Melvyn Minnaar: Remembering D.J. Opperman, his poetry and enduring love of wine
By Melvyn Minnaar, 2 February 2026

My poetry professor drank himself to death. So the gossip went. Red wine. Other students and colleagues suggested he polished off six bottles a day. The liver couldn’t deal with it, and the mind, well…
I’m not sure that the cause of his death is a fact or even possible, but I remember fondly the red wine. And the poetry.
Last week, it was exactly 50 years ago that Die Burger reported that Afrikaans poet and professor, D.J. Opperman, was admitted to the Tygerberg Hospital with a serious liver illness and in a coma.
No, he wasn’t drinking on the job. After hours, postgrads like me went across the campus to his house in an artistically named street for ‘tuition’. In his generous study-library, we sat with the great man for consultations about what we were supposed to be researching or writing with insight and flair.
Then, to the delight of our young hearts and minds, he would ask: “Would you like some wine?”
What else could the answer be. He would point to the side table next to the chair and say: “Help yourself.”
He had his bottle of Rooderust – a delightful red blend, a kind of ‘affordable secret’ – and I had mine, both neatly positioned on coasters, pleasantly large glasses at hand. We could talk poetry or life or how delightful the wine in the glass was. He knew his stuff and shared it liberally.
The great poet, himself not a minor wine-lover, had a year or two previously edited one of the landmark wine publications on South African wine: a lush, coffee-table tome in celebration of the KWV’s 50th anniversary.
The book, Spirit of the Vine, is a remarkable celebration of wine’s role in the production of poetry, architecture, art, music, history and all things cultural. From this distance, of course, one cannot escape the gentle colonial cultural thread, but Opperman had enlisted a number of top experts, and it remains a glorious read, with delightful pictures.

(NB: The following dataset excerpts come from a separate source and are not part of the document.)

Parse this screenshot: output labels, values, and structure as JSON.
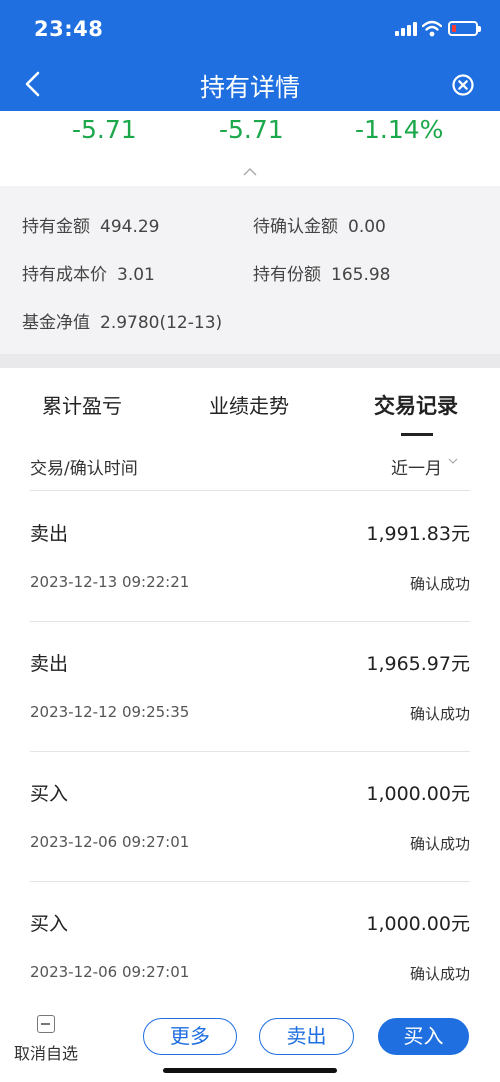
{
  "status_bar": {
    "time": "23:48"
  },
  "nav": {
    "title": "持有详情"
  },
  "pnl": [
    "-5.71",
    "-5.71",
    "-1.14%"
  ],
  "summary": {
    "holding_amount_label": "持有金额",
    "holding_amount": "494.29",
    "pending_label": "待确认金额",
    "pending": "0.00",
    "cost_label": "持有成本价",
    "cost": "3.01",
    "shares_label": "持有份额",
    "shares": "165.98",
    "nav_label": "基金净值",
    "nav_value": "2.9780(12-13)"
  },
  "tabs": [
    "累计盈亏",
    "业绩走势",
    "交易记录"
  ],
  "list_header": {
    "label": "交易/确认时间",
    "filter": "近一月"
  },
  "transactions": [
    {
      "type": "卖出",
      "amount": "1,991.83元",
      "time": "2023-12-13 09:22:21",
      "status": "确认成功"
    },
    {
      "type": "卖出",
      "amount": "1,965.97元",
      "time": "2023-12-12 09:25:35",
      "status": "确认成功"
    },
    {
      "type": "买入",
      "amount": "1,000.00元",
      "time": "2023-12-06 09:27:01",
      "status": "确认成功"
    },
    {
      "type": "买入",
      "amount": "1,000.00元",
      "time": "2023-12-06 09:27:01",
      "status": "确认成功"
    }
  ],
  "bottom": {
    "unwatch": "取消自选",
    "more": "更多",
    "sell": "卖出",
    "buy": "买入"
  },
  "colors": {
    "brand": "#1f6fe0",
    "loss": "#1aa84a"
  }
}
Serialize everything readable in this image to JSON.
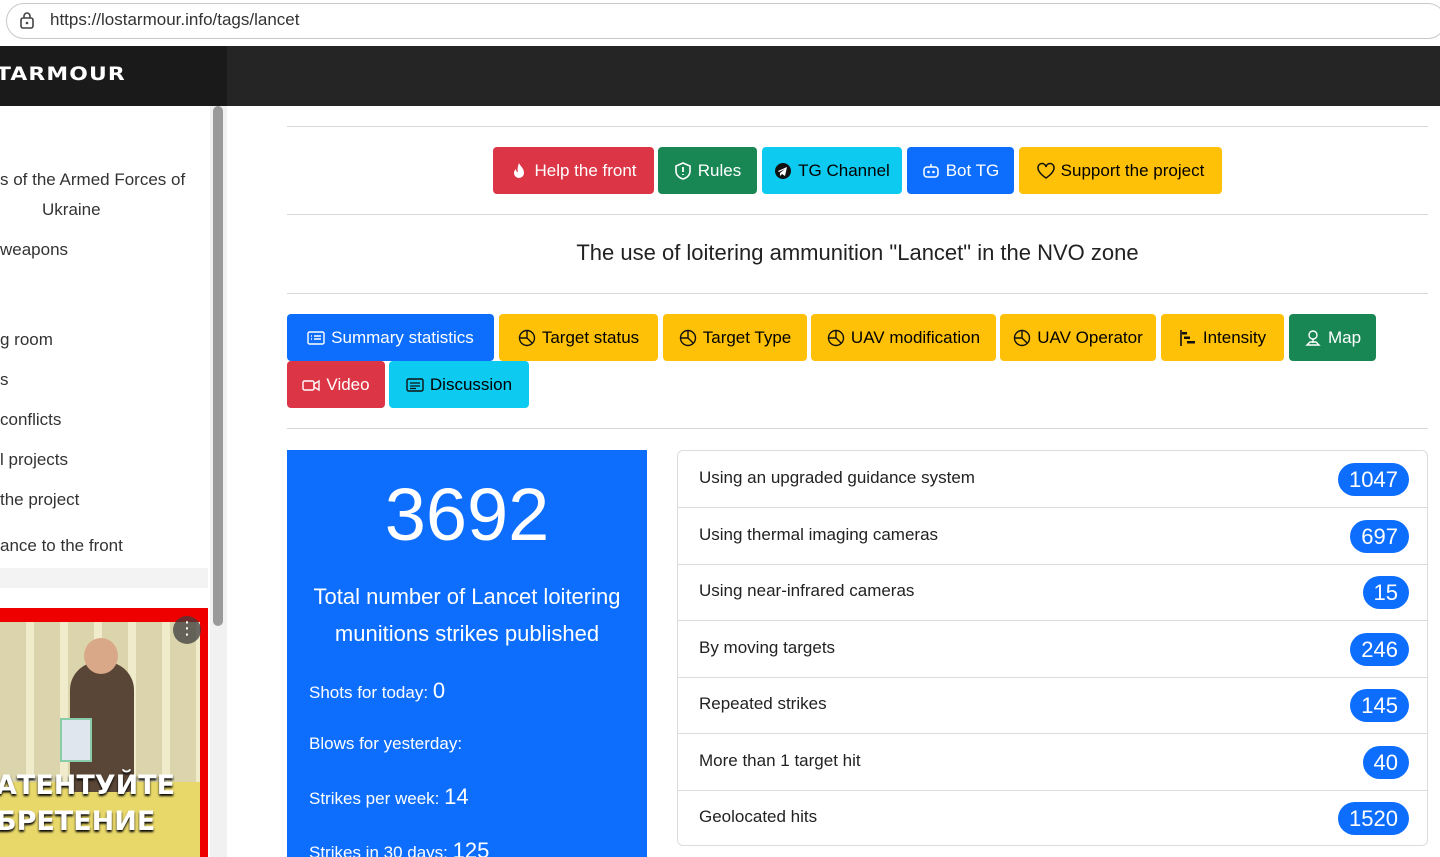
{
  "browser": {
    "url": "https://lostarmour.info/tags/lancet"
  },
  "navbar": {
    "brand": "TARMOUR"
  },
  "sidebar": {
    "items": [
      {
        "label": "s of the Armed Forces of"
      },
      {
        "label": "Ukraine"
      },
      {
        "label": "weapons"
      },
      {
        "label": "g room"
      },
      {
        "label": "s"
      },
      {
        "label": "conflicts"
      },
      {
        "label": "l projects"
      },
      {
        "label": "the project"
      },
      {
        "label": "ance to the front"
      }
    ],
    "video": {
      "caption_line1": "АТЕНТУЙТЕ",
      "caption_line2": "БРЕТЕНИЕ"
    }
  },
  "top_buttons": {
    "help_front": "Help the front",
    "rules": "Rules",
    "tg_channel": "TG Channel",
    "bot_tg": "Bot TG",
    "support": "Support the project"
  },
  "page_title": "The use of loitering ammunition \"Lancet\" in the NVO zone",
  "tabs": {
    "summary": "Summary statistics",
    "target_status": "Target status",
    "target_type": "Target Type",
    "uav_modification": "UAV modification",
    "uav_operator": "UAV Operator",
    "intensity": "Intensity",
    "map": "Map",
    "video": "Video",
    "discussion": "Discussion"
  },
  "summary": {
    "total": "3692",
    "total_desc": "Total number of Lancet loitering munitions strikes published",
    "today_label": "Shots for today:",
    "today_value": "0",
    "yesterday_label": "Blows for yesterday:",
    "week_label": "Strikes per week:",
    "week_value": "14",
    "days30_label": "Strikes in 30 days:",
    "days30_value": "125"
  },
  "stats_list": [
    {
      "label": "Using an upgraded guidance system",
      "value": "1047"
    },
    {
      "label": "Using thermal imaging cameras",
      "value": "697"
    },
    {
      "label": "Using near-infrared cameras",
      "value": "15"
    },
    {
      "label": "By moving targets",
      "value": "246"
    },
    {
      "label": "Repeated strikes",
      "value": "145"
    },
    {
      "label": "More than 1 target hit",
      "value": "40"
    },
    {
      "label": "Geolocated hits",
      "value": "1520"
    }
  ]
}
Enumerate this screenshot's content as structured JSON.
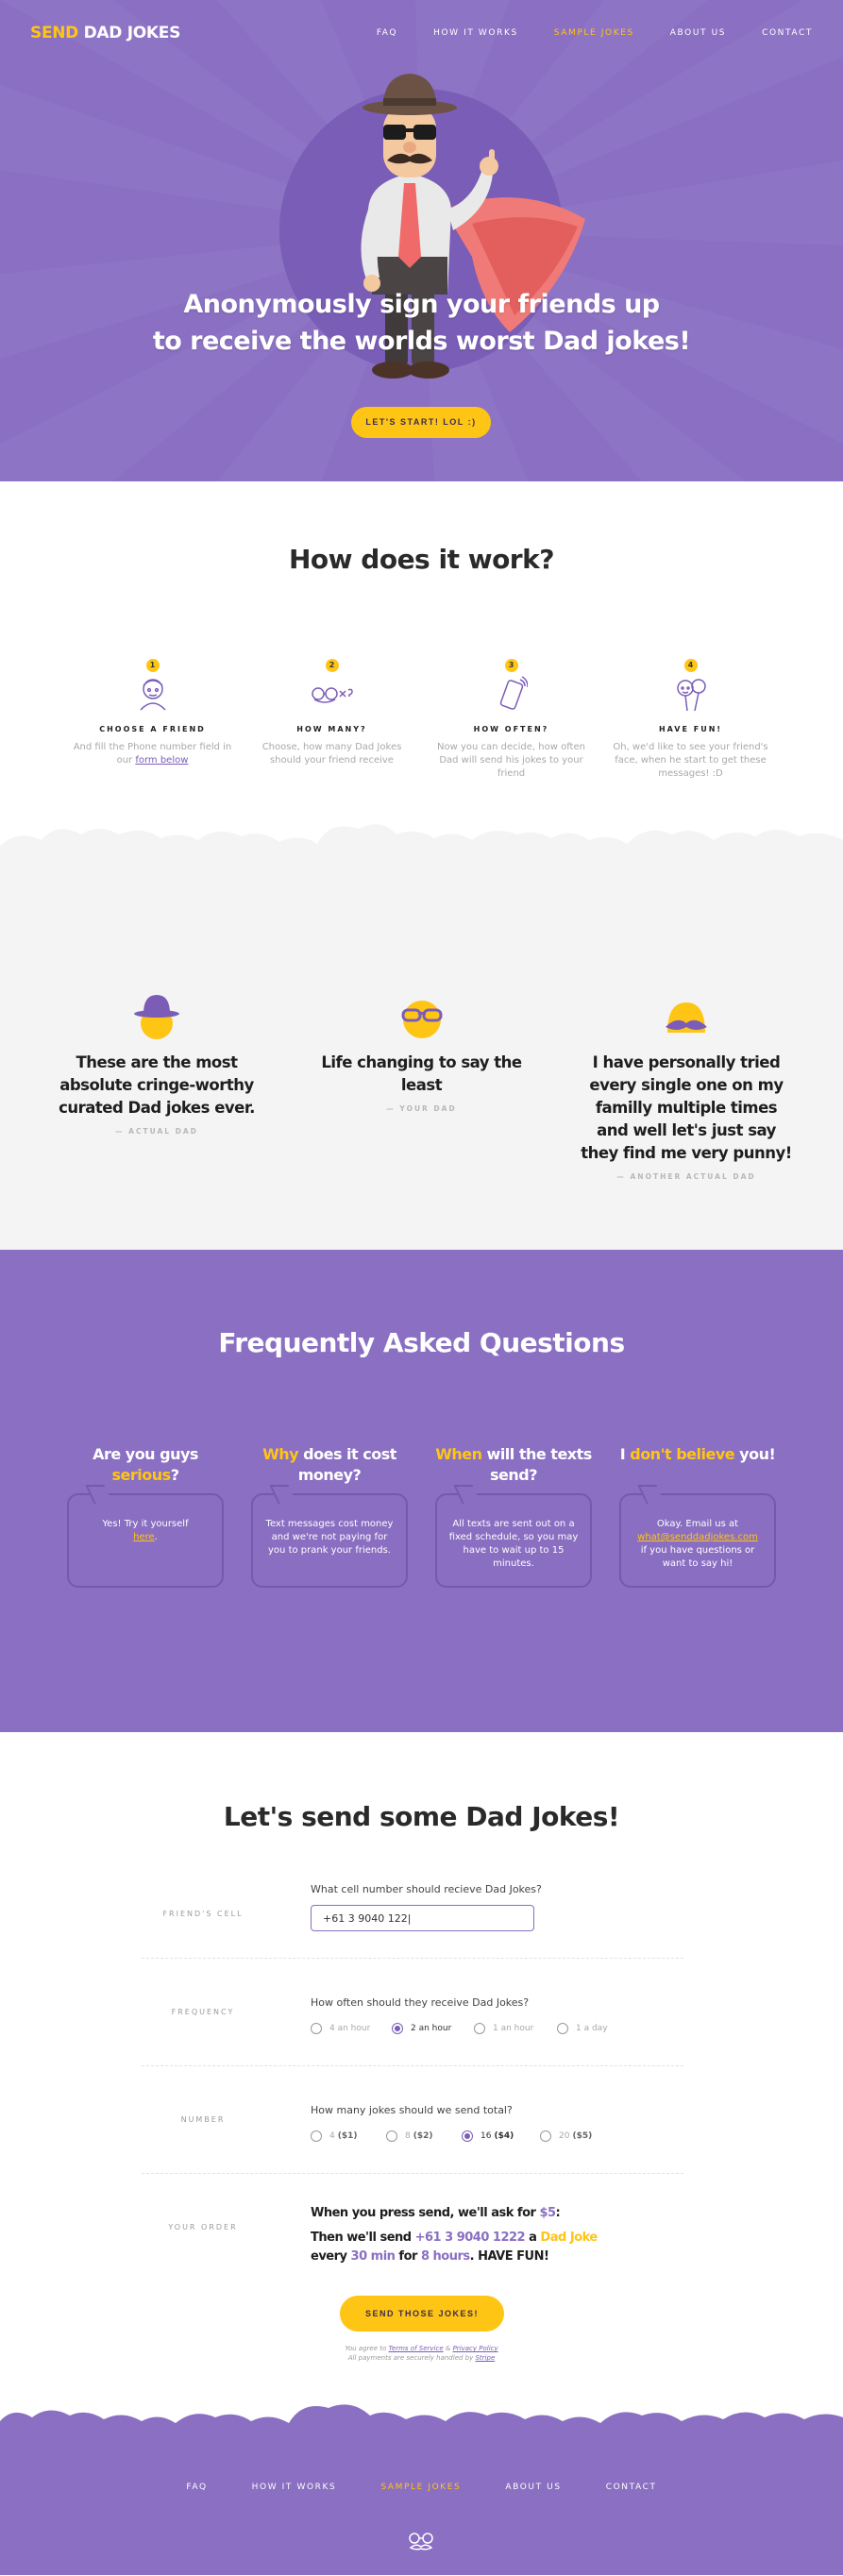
{
  "brand": {
    "first": "SEND",
    "second": "DAD JOKES"
  },
  "nav": [
    {
      "label": "FAQ",
      "active": false
    },
    {
      "label": "HOW IT WORKS",
      "active": false
    },
    {
      "label": "SAMPLE JOKES",
      "active": true
    },
    {
      "label": "ABOUT US",
      "active": false
    },
    {
      "label": "CONTACT",
      "active": false
    }
  ],
  "hero": {
    "line1": "Anonymously sign your friends up",
    "line2": "to receive the worlds worst Dad jokes!",
    "cta": "LET'S START! LOL :)"
  },
  "how": {
    "title": "How does it work?",
    "steps": [
      {
        "num": "1",
        "icon": "friend-face-icon",
        "title": "CHOOSE A FRIEND",
        "text_pre": "And fill the Phone number field in our ",
        "link": "form below",
        "text_post": ""
      },
      {
        "num": "2",
        "icon": "multiply-glasses-icon",
        "title": "HOW MANY?",
        "text_pre": "Choose, how many Dad Jokes should your friend receive",
        "link": "",
        "text_post": ""
      },
      {
        "num": "3",
        "icon": "phone-icon",
        "title": "HOW OFTEN?",
        "text_pre": "Now you can decide, how often Dad will send his jokes to your friend",
        "link": "",
        "text_post": ""
      },
      {
        "num": "4",
        "icon": "balloon-face-icon",
        "title": "HAVE FUN!",
        "text_pre": "Oh, we'd like to see your friend's face, when he start to get these messages! :D",
        "link": "",
        "text_post": ""
      }
    ]
  },
  "testimonials": [
    {
      "face": "hat-face-icon",
      "quote": "These are the most absolute cringe-worthy curated Dad jokes ever.",
      "by": "— ACTUAL DAD"
    },
    {
      "face": "glasses-face-icon",
      "quote": "Life changing to say the least",
      "by": "— YOUR DAD"
    },
    {
      "face": "mustache-face-icon",
      "quote": "I have personally tried every single one on my familly multiple times and well let's just say they find me very punny!",
      "by": "— ANOTHER ACTUAL DAD"
    }
  ],
  "faq": {
    "title": "Frequently Asked Questions",
    "items": [
      {
        "q_pre": "Are you guys ",
        "q_hl": "serious",
        "q_post": "?",
        "a_pre": "Yes! Try it yourself",
        "a_link": "here",
        "a_post": "."
      },
      {
        "q_pre": "",
        "q_hl": "Why",
        "q_post": " does it cost money?",
        "a_pre": "Text messages cost money and we're not paying for you to prank your friends.",
        "a_link": "",
        "a_post": ""
      },
      {
        "q_pre": "",
        "q_hl": "When",
        "q_post": " will the texts send?",
        "a_pre": "All texts are sent out on a fixed schedule, so you may have to wait up to 15 minutes.",
        "a_link": "",
        "a_post": ""
      },
      {
        "q_pre": "I ",
        "q_hl": "don't believe",
        "q_post": " you!",
        "a_pre": "Okay. Email us at",
        "a_link": "what@senddadjokes.com",
        "a_post": "if you have questions or want to say hi!"
      }
    ]
  },
  "form": {
    "title": "Let's send some Dad Jokes!",
    "cell": {
      "label": "FRIEND'S CELL",
      "question": "What cell number should recieve Dad Jokes?",
      "value": "+61 3 9040 122|"
    },
    "frequency": {
      "label": "FREQUENCY",
      "question": "How often should they receive Dad Jokes?",
      "options": [
        {
          "label": "4 an hour",
          "price": "",
          "selected": false
        },
        {
          "label": "2 an hour",
          "price": "",
          "selected": true
        },
        {
          "label": "1 an hour",
          "price": "",
          "selected": false
        },
        {
          "label": "1 a day",
          "price": "",
          "selected": false
        }
      ]
    },
    "number": {
      "label": "NUMBER",
      "question": "How many jokes should we send total?",
      "options": [
        {
          "label": "4",
          "price": "($1)",
          "selected": false
        },
        {
          "label": "8",
          "price": "($2)",
          "selected": false
        },
        {
          "label": "16",
          "price": "($4)",
          "selected": true
        },
        {
          "label": "20",
          "price": "($5)",
          "selected": false
        }
      ]
    },
    "order": {
      "label": "YOUR ORDER",
      "line1_pre": "When you press send, we'll ask for ",
      "line1_price": "$5",
      "line1_post": ":",
      "line2_pre": "Then we'll send ",
      "line2_phone": "+61 3 9040 1222",
      "line2_mid": " a ",
      "line2_hl": "Dad Joke",
      "line3_pre": "every ",
      "line3_a": "30 min",
      "line3_mid": " for ",
      "line3_b": "8 hours",
      "line3_post": ". HAVE FUN!"
    },
    "submit": "SEND THOSE JOKES!",
    "terms_pre": "You agree to ",
    "terms_link1": "Terms of Service",
    "terms_and": " & ",
    "terms_link2": "Privacy Policy",
    "pay_pre": "All payments are securely  handled by ",
    "pay_link": "Stripe"
  },
  "footer": [
    {
      "label": "FAQ",
      "active": false
    },
    {
      "label": "HOW IT WORKS",
      "active": false
    },
    {
      "label": "SAMPLE JOKES",
      "active": true
    },
    {
      "label": "ABOUT US",
      "active": false
    },
    {
      "label": "CONTACT",
      "active": false
    }
  ],
  "colors": {
    "purple": "#8a6fc2",
    "yellow": "#ffc515",
    "light_bg": "#f4f4f4"
  }
}
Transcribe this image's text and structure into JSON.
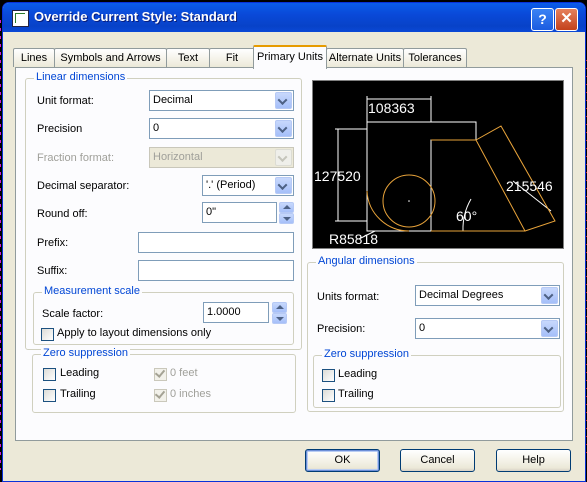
{
  "dialog": {
    "title": "Override Current Style: Standard",
    "help_glyph": "?",
    "close_glyph": "✕"
  },
  "tabs": [
    {
      "label": "Lines"
    },
    {
      "label": "Symbols and Arrows"
    },
    {
      "label": "Text"
    },
    {
      "label": "Fit"
    },
    {
      "label": "Primary Units",
      "active": true
    },
    {
      "label": "Alternate Units"
    },
    {
      "label": "Tolerances"
    }
  ],
  "linear": {
    "group_title": "Linear dimensions",
    "unit_format_label": "Unit format:",
    "unit_format_value": "Decimal",
    "precision_label": "Precision",
    "precision_value": "0",
    "fraction_format_label": "Fraction format:",
    "fraction_format_value": "Horizontal",
    "decimal_separator_label": "Decimal separator:",
    "decimal_separator_value": "'.' (Period)",
    "round_off_label": "Round off:",
    "round_off_value": "0\"",
    "prefix_label": "Prefix:",
    "prefix_value": "",
    "suffix_label": "Suffix:",
    "suffix_value": ""
  },
  "measurement": {
    "group_title": "Measurement scale",
    "scale_factor_label": "Scale factor:",
    "scale_factor_value": "1.0000",
    "apply_layout_label": "Apply to layout dimensions only"
  },
  "zero_linear": {
    "group_title": "Zero suppression",
    "leading_label": "Leading",
    "trailing_label": "Trailing",
    "feet_label": "0 feet",
    "inches_label": "0 inches"
  },
  "preview": {
    "dim_top": "108363",
    "dim_left": "127520",
    "dim_right": "215546",
    "dim_angle": "60°",
    "dim_radius": "R85818"
  },
  "angular": {
    "group_title": "Angular dimensions",
    "units_format_label": "Units format:",
    "units_format_value": "Decimal Degrees",
    "precision_label": "Precision:",
    "precision_value": "0"
  },
  "zero_angular": {
    "group_title": "Zero suppression",
    "leading_label": "Leading",
    "trailing_label": "Trailing"
  },
  "buttons": {
    "ok": "OK",
    "cancel": "Cancel",
    "help": "Help"
  },
  "colors": {
    "accent": "#0046d5",
    "titlebar": "#0a5ce9",
    "preview_geometry": "#ffffff",
    "preview_dimension": "#e8a33a"
  }
}
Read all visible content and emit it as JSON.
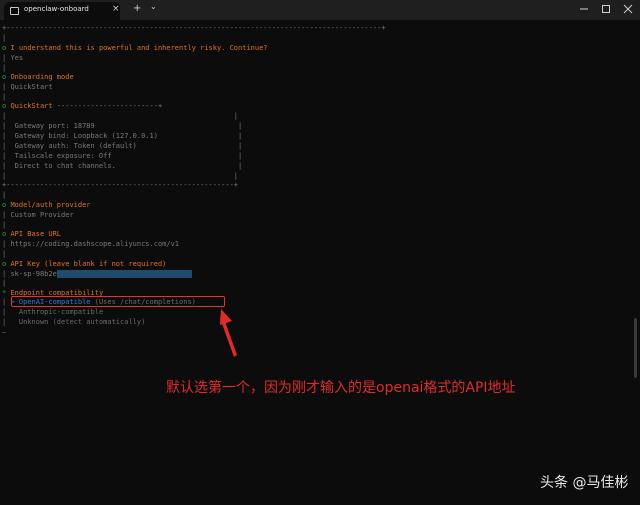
{
  "window": {
    "tab_title": "openclaw-onboard",
    "close_tab": "×",
    "new_tab": "+",
    "dropdown": "⌄"
  },
  "terminal": {
    "lines": [
      {
        "id": "border-top",
        "text": "+-----------------------------------------------------------------------------------------+"
      },
      {
        "id": "bar1",
        "text": "|"
      },
      {
        "id": "risk-q",
        "prefix": "o ",
        "text": "I understand this is powerful and inherently risky. Continue?"
      },
      {
        "id": "risk-a",
        "prefix": "| ",
        "text": "Yes"
      },
      {
        "id": "bar2",
        "text": "|"
      },
      {
        "id": "mode-q",
        "prefix": "o ",
        "text": "Onboarding mode"
      },
      {
        "id": "mode-a",
        "prefix": "| ",
        "text": "QuickStart"
      },
      {
        "id": "bar3",
        "text": "|"
      },
      {
        "id": "qs-head",
        "prefix": "o ",
        "text": "QuickStart",
        "rule": " ------------------------+"
      },
      {
        "id": "qs-blank1",
        "text": "|                                                      |"
      },
      {
        "id": "qs-port",
        "text": "|  Gateway port: 18789                                  |"
      },
      {
        "id": "qs-bind",
        "text": "|  Gateway bind: Loopback (127.0.0.1)                   |"
      },
      {
        "id": "qs-auth",
        "text": "|  Gateway auth: Token (default)                        |"
      },
      {
        "id": "qs-tail",
        "text": "|  Tailscale exposure: Off                              |"
      },
      {
        "id": "qs-direct",
        "text": "|  Direct to chat channels.                             |"
      },
      {
        "id": "qs-blank2",
        "text": "|                                                      |"
      },
      {
        "id": "qs-bottom",
        "text": "+------------------------------------------------------+"
      },
      {
        "id": "bar4",
        "text": "|"
      },
      {
        "id": "prov-q",
        "prefix": "o ",
        "text": "Model/auth provider"
      },
      {
        "id": "prov-a",
        "prefix": "| ",
        "text": "Custom Provider"
      },
      {
        "id": "bar5",
        "text": "|"
      },
      {
        "id": "url-q",
        "prefix": "o ",
        "text": "API Base URL"
      },
      {
        "id": "url-a",
        "prefix": "| ",
        "text": "https://coding.dashscope.aliyuncs.com/v1"
      },
      {
        "id": "bar6",
        "text": "|"
      },
      {
        "id": "key-q",
        "prefix": "o ",
        "text": "API Key (leave blank if not required)"
      },
      {
        "id": "key-a",
        "prefix": "| ",
        "text": "sk-sp-98b2e",
        "masked": "xxxxxxxxxxxxxxxxxxxxxxxxxxxxxxxx"
      },
      {
        "id": "bar7",
        "text": "|"
      },
      {
        "id": "ep-q",
        "prefix": "* ",
        "text": "Endpoint compatibility"
      },
      {
        "id": "ep-opt1",
        "prefix": "| ",
        "text": "> OpenAI-compatible",
        "hint": " (Uses /chat/completions)"
      },
      {
        "id": "ep-opt2",
        "prefix": "| ",
        "text": "  Anthropic-compatible"
      },
      {
        "id": "ep-opt3",
        "prefix": "| ",
        "text": "  Unknown (detect automatically)"
      },
      {
        "id": "end",
        "text": "—"
      }
    ]
  },
  "annotation": "默认选第一个，因为刚才输入的是openai格式的API地址",
  "watermark": "头条 @马佳彬",
  "colors": {
    "question": "#e0702a",
    "answer": "#7a7a7a",
    "marker": "#2ea043",
    "highlight": "#e33333",
    "option_active": "#2f7bd8"
  }
}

Opperman himself contributed a magnificent chapter on literature and wine in the South African context. It is thoughtful and detailed and was published, grandly, in Afrikaans and English.
Look out for a second-hand copy in antique bookshops. It is a prestige publication, elegantly designed, with no costs spared on production. The paper is a fancy Italian Cartiere Burgo-mat, the text printed in beautiful Plantin. It cost R13.50 in 1968.
Of courses, there is a photograph of the editor with a glass of wine in hand.
Memories of my vinous interaction with Opperman return often when I take to one of his poetry books, look at the small, humble signature he made for me on the title page. Inside the words sparkle, play and tease.
Then I wonder about the role of those bottles of red wine in the crafting of the clever, engaging sharp sentences on the poet’s page. To my mind, wine and word share a remarkable creative intimacy.
Hand-written manuscripts of poems are often interesting for how small changes made by the poet bring the spark, the right turn of phrase, the perfect word fit. Could it be that the comfort of the cabernet, mellow merlot or the pleasure of pinotage, plays a role? I don’t doubt that.
But looking again, in memory of my professor, at the Spirit of the Vine nearly six decades later, it struck me how tightly the fit of creativity and culture with the production and enjoyment of wine. Lines are drawn not only with visual arts and architecture (super chapter in the book), but also music (another brilliant essay by the late musicologist Jan Bouws) and, naturally, the history and craft of food.
So little of this seems to be in play in contemporary marketing. And it is puzzling because it is so obvious.
Footnote: D.J. Opperman miraculously returned from near-death and resumed his job at Stellenbosch University in 1977. Two years later he published his poetry book titled Komas uit ‘n Bamboesstok. Many regard it as the finest Afrikaans poetry ever.
- Melvyn Minnaar has written about art and wine for various local and international publications over the years. The creativity that underpins these subjects is an enduring personal passion. He has served on a few “cultural committees”.